イ 憲法裁判所判事の弾劾裁判及び司法改革の動き
(ア)3日,下院議会は,憲法裁判所判事への弾劾裁判への根拠法となっており,上院に対して憲法裁判所の判事等を裁く権利を付与している第44号法律を改正した。右改正によって,上院の権能は上記判事等の資格停止処分のみとなり,資格停止処分を受けた判事等は通常の刑事裁判において裁かれることになる。本件改正は違憲であるとの批判が起きているが,5日,ボン・ボリエス最高裁判所長官は,刑事罰を科せるのは刑事法廷の判事のみであり本件改正は適切なものであると評価した。
(イ)4日,ロハス上院議長は,本件弾劾裁判は特殊な政治裁判である旨発言し,通常の刑事裁判とは異なる裁判である旨発言した。
(ウ)8日,ガルシア・リネラ副大統領は,司法は腐敗しており,その証拠として多くの市民が不正常な状態に苦しんでいることを挙げた。加えて,憲法裁判所判事に対しての弾劾裁判は,被告の判事3名が判事職を辞任すればその場で終了する旨発言した。

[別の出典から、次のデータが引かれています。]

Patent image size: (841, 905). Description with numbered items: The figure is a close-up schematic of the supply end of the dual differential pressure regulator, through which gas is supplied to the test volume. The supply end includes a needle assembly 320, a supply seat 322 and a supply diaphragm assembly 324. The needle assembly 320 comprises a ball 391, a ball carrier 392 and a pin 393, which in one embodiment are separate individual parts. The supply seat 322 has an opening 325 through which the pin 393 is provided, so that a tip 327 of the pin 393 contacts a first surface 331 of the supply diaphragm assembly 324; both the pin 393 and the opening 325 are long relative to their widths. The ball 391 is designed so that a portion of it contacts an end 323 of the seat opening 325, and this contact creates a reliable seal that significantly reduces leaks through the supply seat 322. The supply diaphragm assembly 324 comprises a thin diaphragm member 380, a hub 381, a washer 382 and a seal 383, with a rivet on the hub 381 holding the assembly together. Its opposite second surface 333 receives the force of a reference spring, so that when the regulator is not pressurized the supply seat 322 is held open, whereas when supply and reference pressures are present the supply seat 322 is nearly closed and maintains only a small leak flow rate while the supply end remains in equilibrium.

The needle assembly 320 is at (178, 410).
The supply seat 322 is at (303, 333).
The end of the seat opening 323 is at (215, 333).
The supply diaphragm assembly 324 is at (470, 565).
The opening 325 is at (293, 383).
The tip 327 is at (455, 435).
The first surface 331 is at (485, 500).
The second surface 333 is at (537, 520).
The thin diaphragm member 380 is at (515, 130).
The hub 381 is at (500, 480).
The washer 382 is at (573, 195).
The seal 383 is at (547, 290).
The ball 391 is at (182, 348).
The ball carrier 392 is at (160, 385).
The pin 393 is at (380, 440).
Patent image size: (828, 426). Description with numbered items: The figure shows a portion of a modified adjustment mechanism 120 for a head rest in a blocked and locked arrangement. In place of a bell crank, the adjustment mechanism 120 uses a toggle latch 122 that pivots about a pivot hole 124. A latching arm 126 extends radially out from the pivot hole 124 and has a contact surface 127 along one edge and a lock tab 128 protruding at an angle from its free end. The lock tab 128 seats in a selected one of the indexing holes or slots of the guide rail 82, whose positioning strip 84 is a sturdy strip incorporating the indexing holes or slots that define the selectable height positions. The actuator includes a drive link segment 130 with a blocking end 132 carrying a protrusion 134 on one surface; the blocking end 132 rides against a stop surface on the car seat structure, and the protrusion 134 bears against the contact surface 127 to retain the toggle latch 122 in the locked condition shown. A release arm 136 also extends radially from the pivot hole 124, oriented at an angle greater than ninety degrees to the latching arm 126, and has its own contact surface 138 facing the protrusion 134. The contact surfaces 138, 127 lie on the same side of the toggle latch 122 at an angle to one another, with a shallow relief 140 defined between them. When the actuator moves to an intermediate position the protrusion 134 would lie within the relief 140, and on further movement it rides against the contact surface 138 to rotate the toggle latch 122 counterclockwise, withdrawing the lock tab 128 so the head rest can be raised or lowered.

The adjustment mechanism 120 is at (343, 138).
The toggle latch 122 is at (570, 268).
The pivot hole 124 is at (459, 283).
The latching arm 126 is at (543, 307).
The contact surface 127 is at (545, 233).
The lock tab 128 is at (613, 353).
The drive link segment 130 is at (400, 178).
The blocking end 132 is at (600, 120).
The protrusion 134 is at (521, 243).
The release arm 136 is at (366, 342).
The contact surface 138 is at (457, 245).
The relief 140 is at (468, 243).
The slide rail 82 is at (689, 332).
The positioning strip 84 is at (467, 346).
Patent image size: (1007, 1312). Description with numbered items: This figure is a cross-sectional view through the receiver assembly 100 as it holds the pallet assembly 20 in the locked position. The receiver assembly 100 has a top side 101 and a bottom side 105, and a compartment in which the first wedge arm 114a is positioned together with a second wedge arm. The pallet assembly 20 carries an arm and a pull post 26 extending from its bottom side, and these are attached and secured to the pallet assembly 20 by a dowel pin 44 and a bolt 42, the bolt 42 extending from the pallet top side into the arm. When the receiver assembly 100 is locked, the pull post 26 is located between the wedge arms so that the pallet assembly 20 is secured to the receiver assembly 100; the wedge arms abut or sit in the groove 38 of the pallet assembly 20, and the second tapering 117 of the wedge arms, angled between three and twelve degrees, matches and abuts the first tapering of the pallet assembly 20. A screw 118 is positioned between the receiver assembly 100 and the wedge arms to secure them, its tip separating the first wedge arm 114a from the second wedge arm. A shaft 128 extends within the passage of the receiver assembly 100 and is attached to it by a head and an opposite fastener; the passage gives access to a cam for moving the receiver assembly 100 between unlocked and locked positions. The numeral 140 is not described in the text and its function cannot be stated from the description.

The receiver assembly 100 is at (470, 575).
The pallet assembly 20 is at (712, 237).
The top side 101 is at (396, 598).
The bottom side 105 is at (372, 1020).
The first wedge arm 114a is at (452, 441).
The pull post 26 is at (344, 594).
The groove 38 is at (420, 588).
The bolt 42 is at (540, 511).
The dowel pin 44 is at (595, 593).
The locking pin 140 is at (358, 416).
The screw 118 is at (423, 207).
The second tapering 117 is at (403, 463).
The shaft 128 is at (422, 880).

(エ)9日,上院は,憲法裁判所判事3名への弾劾裁判を開始し,健康面の問題から欠席したクシ判事に対しては,同判事が出廷拒否者であるとの宣言を行い同判事の逮捕を命じた。これに対して,10日,国連人権擁護官事務所,人権擁護官等は,本件裁判が十分な慎重さを伴うことを要請した。
(オ)11日,クシ判事は,車いすに乗って酸素ボンベをつけた状態で上院議会における弾劾裁判に出席し無罪を主張すると同時に,自らの健康状態に関する留意を要請した。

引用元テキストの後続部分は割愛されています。